O líder do partido populista falava na sequência de mais uma reunião de especialistas e peritos, responsáveis e decisores políticos, organizada pela Direção-Geral da Saúde (DGS) e pela Autoridade Nacional do Medicamento e Produtos de Saúde (Infarmed), e de uma audiência com o Presidente da República, a propósito do estado de emergência.

"Apesar da situação, neste momento, de algum risco, com o aumento do índice de transmissibilidade - expectável com o processo de desconfinamento em curso -, para nós, é importante que o desconfinamento não pare", vincou, destacando os problemas sentidos em setores económicos como "restauração, hotelaria, comércio" ou "ginásios".

Portugal tem esta terça-feira menos 20 pessoas internadas com Covid-19, registando-se 408 casos confirmados de infeção pelo SARS-CoV-2 e mais cinco mortes nas últimas 24 horas, segundo o mais recente boletim epidemiológico da DGS.

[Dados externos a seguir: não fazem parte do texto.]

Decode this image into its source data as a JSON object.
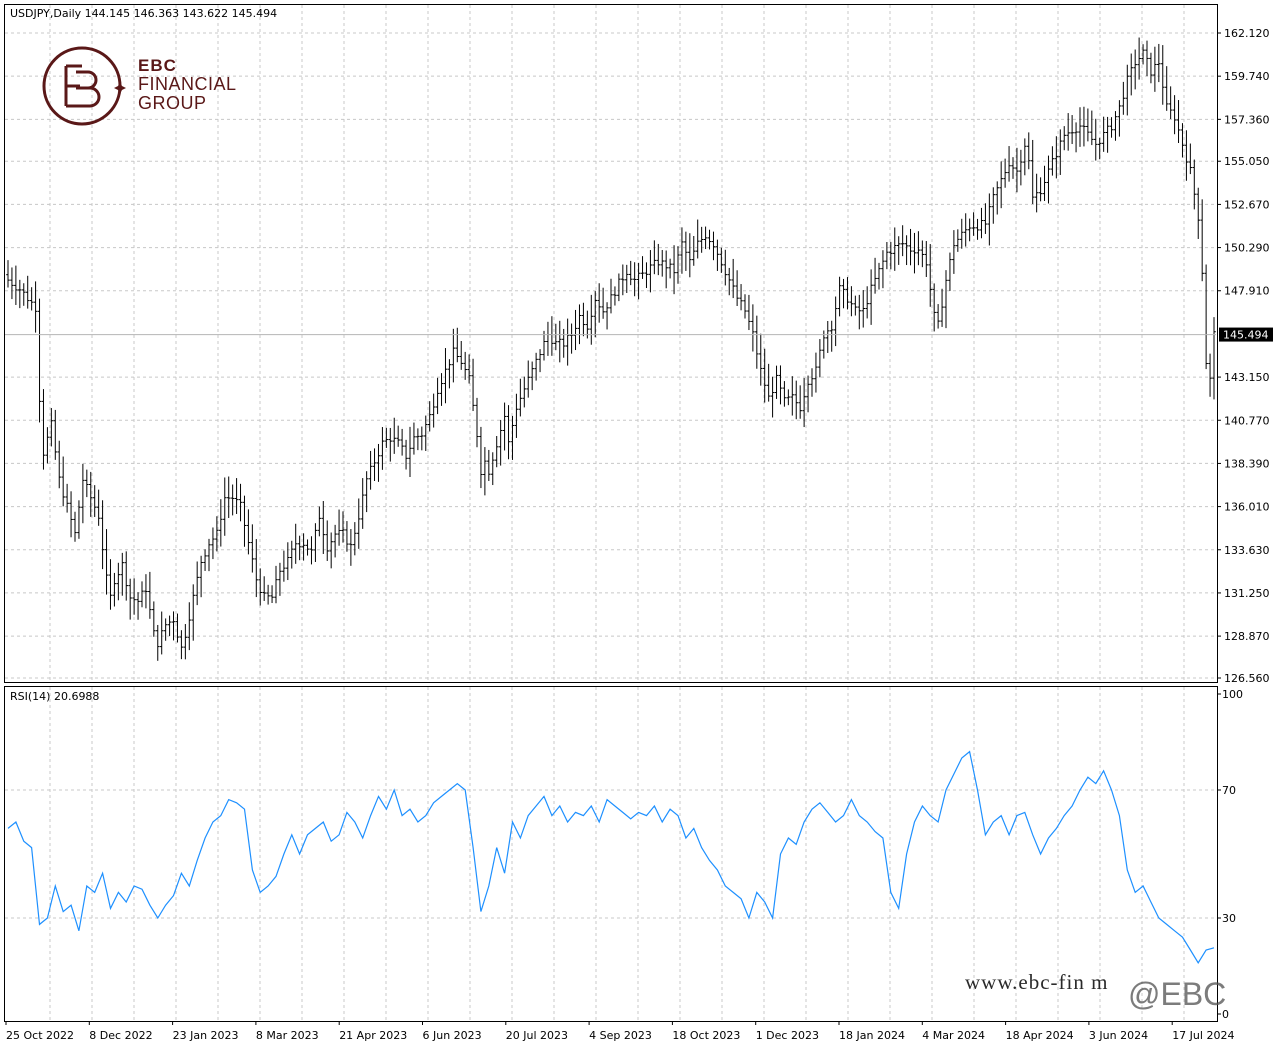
{
  "header": {
    "symbol_line": "USDJPY,Daily  144.145 146.363 143.622 145.494"
  },
  "logo": {
    "line1": "EBC",
    "line2": "FINANCIAL",
    "line3": "GROUP"
  },
  "rsi_header": "RSI(14) 20.6988",
  "watermark": {
    "url": "www.ebc-fin    m",
    "handle": "@EBC"
  },
  "colors": {
    "bars": "#000000",
    "rsi_line": "#1e90ff",
    "grid": "#c8c8c8",
    "price_label_bg": "#000000",
    "logo": "#5a1818"
  },
  "chart_data": [
    {
      "type": "ohlc",
      "symbol": "USDJPY",
      "timeframe": "Daily",
      "last_price": "145.494",
      "ylim": [
        126.56,
        162.12
      ],
      "y_tick_labels": [
        "162.120",
        "159.740",
        "157.360",
        "155.050",
        "152.670",
        "150.290",
        "147.910",
        "145.494",
        "143.150",
        "140.770",
        "138.390",
        "136.010",
        "133.630",
        "131.250",
        "128.870",
        "126.560"
      ],
      "y_ticks": [
        162.12,
        159.74,
        157.36,
        155.05,
        152.67,
        150.29,
        147.91,
        143.15,
        140.77,
        138.39,
        136.01,
        133.63,
        131.25,
        128.87,
        126.56
      ],
      "x_tick_labels": [
        "25 Oct 2022",
        "8 Dec 2022",
        "23 Jan 2023",
        "8 Mar 2023",
        "21 Apr 2023",
        "6 Jun 2023",
        "20 Jul 2023",
        "4 Sep 2023",
        "18 Oct 2023",
        "1 Dec 2023",
        "18 Jan 2024",
        "4 Mar 2024",
        "18 Apr 2024",
        "3 Jun 2024",
        "17 Jul 2024"
      ],
      "close_path": [
        [
          0,
          148.5
        ],
        [
          3,
          148.0
        ],
        [
          7,
          147.0
        ],
        [
          8,
          142.0
        ],
        [
          9,
          139.0
        ],
        [
          11,
          140.5
        ],
        [
          13,
          137.5
        ],
        [
          15,
          136.0
        ],
        [
          17,
          134.5
        ],
        [
          19,
          137.5
        ],
        [
          21,
          136.5
        ],
        [
          23,
          135.5
        ],
        [
          25,
          132.0
        ],
        [
          26,
          131.0
        ],
        [
          27,
          132.0
        ],
        [
          29,
          132.8
        ],
        [
          31,
          131.0
        ],
        [
          33,
          130.8
        ],
        [
          35,
          131.5
        ],
        [
          37,
          129.0
        ],
        [
          38,
          128.5
        ],
        [
          40,
          129.5
        ],
        [
          42,
          129.8
        ],
        [
          44,
          128.2
        ],
        [
          45,
          129.0
        ],
        [
          47,
          131.0
        ],
        [
          49,
          133.0
        ],
        [
          51,
          134.0
        ],
        [
          53,
          134.5
        ],
        [
          55,
          136.5
        ],
        [
          57,
          136.5
        ],
        [
          59,
          136.0
        ],
        [
          61,
          134.0
        ],
        [
          63,
          132.0
        ],
        [
          65,
          131.0
        ],
        [
          67,
          131.0
        ],
        [
          69,
          132.5
        ],
        [
          71,
          133.0
        ],
        [
          73,
          134.0
        ],
        [
          75,
          134.0
        ],
        [
          77,
          133.5
        ],
        [
          79,
          135.5
        ],
        [
          81,
          133.8
        ],
        [
          83,
          134.5
        ],
        [
          85,
          134.5
        ],
        [
          87,
          133.8
        ],
        [
          89,
          135.5
        ],
        [
          91,
          137.5
        ],
        [
          93,
          138.5
        ],
        [
          95,
          139.5
        ],
        [
          97,
          139.8
        ],
        [
          99,
          139.5
        ],
        [
          101,
          138.8
        ],
        [
          103,
          139.8
        ],
        [
          105,
          140.0
        ],
        [
          107,
          141.0
        ],
        [
          109,
          142.5
        ],
        [
          111,
          143.5
        ],
        [
          113,
          144.5
        ],
        [
          115,
          144.0
        ],
        [
          117,
          143.0
        ],
        [
          119,
          140.0
        ],
        [
          120,
          138.0
        ],
        [
          121,
          138.5
        ],
        [
          122,
          138.0
        ],
        [
          124,
          139.5
        ],
        [
          126,
          141.0
        ],
        [
          127,
          139.5
        ],
        [
          129,
          141.5
        ],
        [
          131,
          142.5
        ],
        [
          133,
          143.5
        ],
        [
          135,
          144.5
        ],
        [
          137,
          145.5
        ],
        [
          139,
          145.0
        ],
        [
          141,
          145.0
        ],
        [
          143,
          145.5
        ],
        [
          145,
          146.5
        ],
        [
          147,
          146.0
        ],
        [
          149,
          147.5
        ],
        [
          151,
          146.8
        ],
        [
          153,
          147.5
        ],
        [
          155,
          148.3
        ],
        [
          157,
          149.0
        ],
        [
          159,
          148.5
        ],
        [
          161,
          148.8
        ],
        [
          163,
          149.2
        ],
        [
          165,
          149.5
        ],
        [
          167,
          149.3
        ],
        [
          169,
          149.0
        ],
        [
          171,
          150.5
        ],
        [
          173,
          149.5
        ],
        [
          175,
          150.5
        ],
        [
          177,
          151.0
        ],
        [
          179,
          150.5
        ],
        [
          181,
          149.5
        ],
        [
          183,
          148.5
        ],
        [
          185,
          147.5
        ],
        [
          187,
          146.8
        ],
        [
          189,
          145.5
        ],
        [
          191,
          143.5
        ],
        [
          193,
          142.0
        ],
        [
          195,
          143.0
        ],
        [
          197,
          141.8
        ],
        [
          199,
          142.0
        ],
        [
          201,
          141.5
        ],
        [
          203,
          143.0
        ],
        [
          205,
          143.5
        ],
        [
          207,
          145.5
        ],
        [
          209,
          146.0
        ],
        [
          211,
          148.0
        ],
        [
          213,
          147.5
        ],
        [
          215,
          146.8
        ],
        [
          217,
          146.8
        ],
        [
          219,
          148.0
        ],
        [
          221,
          149.0
        ],
        [
          223,
          150.0
        ],
        [
          225,
          150.3
        ],
        [
          227,
          150.5
        ],
        [
          229,
          150.2
        ],
        [
          231,
          150.2
        ],
        [
          233,
          149.5
        ],
        [
          235,
          146.5
        ],
        [
          236,
          146.0
        ],
        [
          238,
          148.5
        ],
        [
          240,
          150.5
        ],
        [
          242,
          151.0
        ],
        [
          244,
          151.5
        ],
        [
          246,
          151.5
        ],
        [
          248,
          151.6
        ],
        [
          250,
          153.0
        ],
        [
          252,
          154.0
        ],
        [
          254,
          155.0
        ],
        [
          256,
          154.5
        ],
        [
          258,
          156.0
        ],
        [
          259,
          155.0
        ],
        [
          260,
          153.0
        ],
        [
          262,
          153.5
        ],
        [
          264,
          154.5
        ],
        [
          266,
          155.5
        ],
        [
          268,
          156.5
        ],
        [
          270,
          156.8
        ],
        [
          272,
          157.0
        ],
        [
          274,
          156.5
        ],
        [
          276,
          156.0
        ],
        [
          278,
          156.5
        ],
        [
          280,
          157.0
        ],
        [
          282,
          158.0
        ],
        [
          284,
          159.5
        ],
        [
          286,
          160.5
        ],
        [
          288,
          161.0
        ],
        [
          290,
          160.0
        ],
        [
          292,
          160.5
        ],
        [
          294,
          158.0
        ],
        [
          296,
          157.5
        ],
        [
          298,
          156.0
        ],
        [
          300,
          154.5
        ],
        [
          302,
          152.0
        ],
        [
          303,
          149.0
        ],
        [
          304,
          144.0
        ],
        [
          305,
          143.0
        ],
        [
          306,
          145.494
        ]
      ]
    },
    {
      "type": "line",
      "series": [
        {
          "name": "RSI(14)"
        }
      ],
      "current_value": "20.6988",
      "ylim": [
        0,
        100
      ],
      "y_ticks": [
        100,
        70,
        30,
        0
      ],
      "x_tick_labels": [
        "25 Oct 2022",
        "8 Dec 2022",
        "23 Jan 2023",
        "8 Mar 2023",
        "21 Apr 2023",
        "6 Jun 2023",
        "20 Jul 2023",
        "4 Sep 2023",
        "18 Oct 2023",
        "1 Dec 2023",
        "18 Jan 2024",
        "4 Mar 2024",
        "18 Apr 2024",
        "3 Jun 2024",
        "17 Jul 2024"
      ],
      "points": [
        [
          0,
          58
        ],
        [
          2,
          60
        ],
        [
          4,
          54
        ],
        [
          6,
          52
        ],
        [
          8,
          28
        ],
        [
          10,
          30
        ],
        [
          12,
          40
        ],
        [
          14,
          32
        ],
        [
          16,
          34
        ],
        [
          18,
          26
        ],
        [
          20,
          40
        ],
        [
          22,
          38
        ],
        [
          24,
          44
        ],
        [
          26,
          33
        ],
        [
          28,
          38
        ],
        [
          30,
          35
        ],
        [
          32,
          40
        ],
        [
          34,
          39
        ],
        [
          36,
          34
        ],
        [
          38,
          30
        ],
        [
          40,
          34
        ],
        [
          42,
          37
        ],
        [
          44,
          44
        ],
        [
          46,
          40
        ],
        [
          48,
          48
        ],
        [
          50,
          55
        ],
        [
          52,
          60
        ],
        [
          54,
          62
        ],
        [
          56,
          67
        ],
        [
          58,
          66
        ],
        [
          60,
          64
        ],
        [
          62,
          45
        ],
        [
          64,
          38
        ],
        [
          66,
          40
        ],
        [
          68,
          43
        ],
        [
          70,
          50
        ],
        [
          72,
          56
        ],
        [
          74,
          50
        ],
        [
          76,
          56
        ],
        [
          78,
          58
        ],
        [
          80,
          60
        ],
        [
          82,
          54
        ],
        [
          84,
          56
        ],
        [
          86,
          63
        ],
        [
          88,
          60
        ],
        [
          90,
          55
        ],
        [
          92,
          62
        ],
        [
          94,
          68
        ],
        [
          96,
          64
        ],
        [
          98,
          70
        ],
        [
          100,
          62
        ],
        [
          102,
          64
        ],
        [
          104,
          60
        ],
        [
          106,
          62
        ],
        [
          108,
          66
        ],
        [
          110,
          68
        ],
        [
          112,
          70
        ],
        [
          114,
          72
        ],
        [
          116,
          70
        ],
        [
          118,
          52
        ],
        [
          120,
          32
        ],
        [
          122,
          40
        ],
        [
          124,
          52
        ],
        [
          126,
          44
        ],
        [
          128,
          60
        ],
        [
          130,
          55
        ],
        [
          132,
          62
        ],
        [
          134,
          65
        ],
        [
          136,
          68
        ],
        [
          138,
          62
        ],
        [
          140,
          65
        ],
        [
          142,
          60
        ],
        [
          144,
          63
        ],
        [
          146,
          62
        ],
        [
          148,
          65
        ],
        [
          150,
          60
        ],
        [
          152,
          67
        ],
        [
          154,
          65
        ],
        [
          156,
          63
        ],
        [
          158,
          61
        ],
        [
          160,
          63
        ],
        [
          162,
          62
        ],
        [
          164,
          65
        ],
        [
          166,
          60
        ],
        [
          168,
          64
        ],
        [
          170,
          62
        ],
        [
          172,
          55
        ],
        [
          174,
          58
        ],
        [
          176,
          52
        ],
        [
          178,
          48
        ],
        [
          180,
          45
        ],
        [
          182,
          40
        ],
        [
          184,
          38
        ],
        [
          186,
          36
        ],
        [
          188,
          30
        ],
        [
          190,
          38
        ],
        [
          192,
          35
        ],
        [
          194,
          30
        ],
        [
          196,
          50
        ],
        [
          198,
          55
        ],
        [
          200,
          53
        ],
        [
          202,
          60
        ],
        [
          204,
          64
        ],
        [
          206,
          66
        ],
        [
          208,
          63
        ],
        [
          210,
          60
        ],
        [
          212,
          62
        ],
        [
          214,
          67
        ],
        [
          216,
          62
        ],
        [
          218,
          60
        ],
        [
          220,
          57
        ],
        [
          222,
          55
        ],
        [
          224,
          38
        ],
        [
          226,
          33
        ],
        [
          228,
          50
        ],
        [
          230,
          60
        ],
        [
          232,
          65
        ],
        [
          234,
          62
        ],
        [
          236,
          60
        ],
        [
          238,
          70
        ],
        [
          240,
          75
        ],
        [
          242,
          80
        ],
        [
          244,
          82
        ],
        [
          246,
          70
        ],
        [
          248,
          56
        ],
        [
          250,
          60
        ],
        [
          252,
          62
        ],
        [
          254,
          56
        ],
        [
          256,
          62
        ],
        [
          258,
          63
        ],
        [
          260,
          56
        ],
        [
          262,
          50
        ],
        [
          264,
          55
        ],
        [
          266,
          58
        ],
        [
          268,
          62
        ],
        [
          270,
          65
        ],
        [
          272,
          70
        ],
        [
          274,
          74
        ],
        [
          276,
          72
        ],
        [
          278,
          76
        ],
        [
          280,
          70
        ],
        [
          282,
          62
        ],
        [
          284,
          45
        ],
        [
          286,
          38
        ],
        [
          288,
          40
        ],
        [
          290,
          35
        ],
        [
          292,
          30
        ],
        [
          294,
          28
        ],
        [
          296,
          26
        ],
        [
          298,
          24
        ],
        [
          300,
          20
        ],
        [
          302,
          16
        ],
        [
          304,
          20
        ],
        [
          306,
          20.6988
        ]
      ]
    }
  ]
}
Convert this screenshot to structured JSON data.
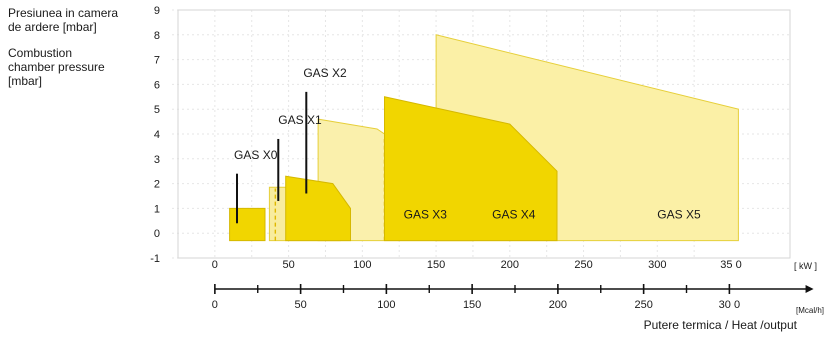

"Temos setores muito, muito afetados e temos sensibilizado o Governo para essa situação. Votar atrás no processo de desconfinamento é criar um problema muito sério à sociedade e economia portuguesas", afirmou o deputado da extrema-direita parlamentar.

A DGS contabilizou 459 pessoas internadas, 118 das quais em unidades de cuidados intensivos (menos uma do que na segunda-feira). As autoridades de saúde deram também como recuperadas mais 746 pessoas nas últimas 24 horas, atingindo-se um total de 785.809 desde março de 2020 e os casos ativos totalizam 25.441, menos 343 do que na segunda-feira.

"Aumentar a vacinação é fundamental. O Governo tinha garantido um número... Neste momento, em final de março, está muito aquém daquilo que seria desejável. Sabemos e temos informação de várias mortes que foram evitadas precisamente com a vacinação. Temos de continuar a vacinar", concluiu Ventura.

Portugal já registou quase 17.000 mortes atribuídas à Covid-19 e 828.173 casos de infeção pelo coronavírus SARS-CoV-2, desde março de 2020.

A pandemia de Covid-19 provocou, pelo menos, perto de três milhões de mortos no mundo, resultantes de mais de 136,5 milhões de casos de infeção, segundo um balanço feito pela agência francesa AFP.

A doença é transmitida por um novo coronavírus detetado no final de 2019, em Wuhan, uma cidade do centro da China.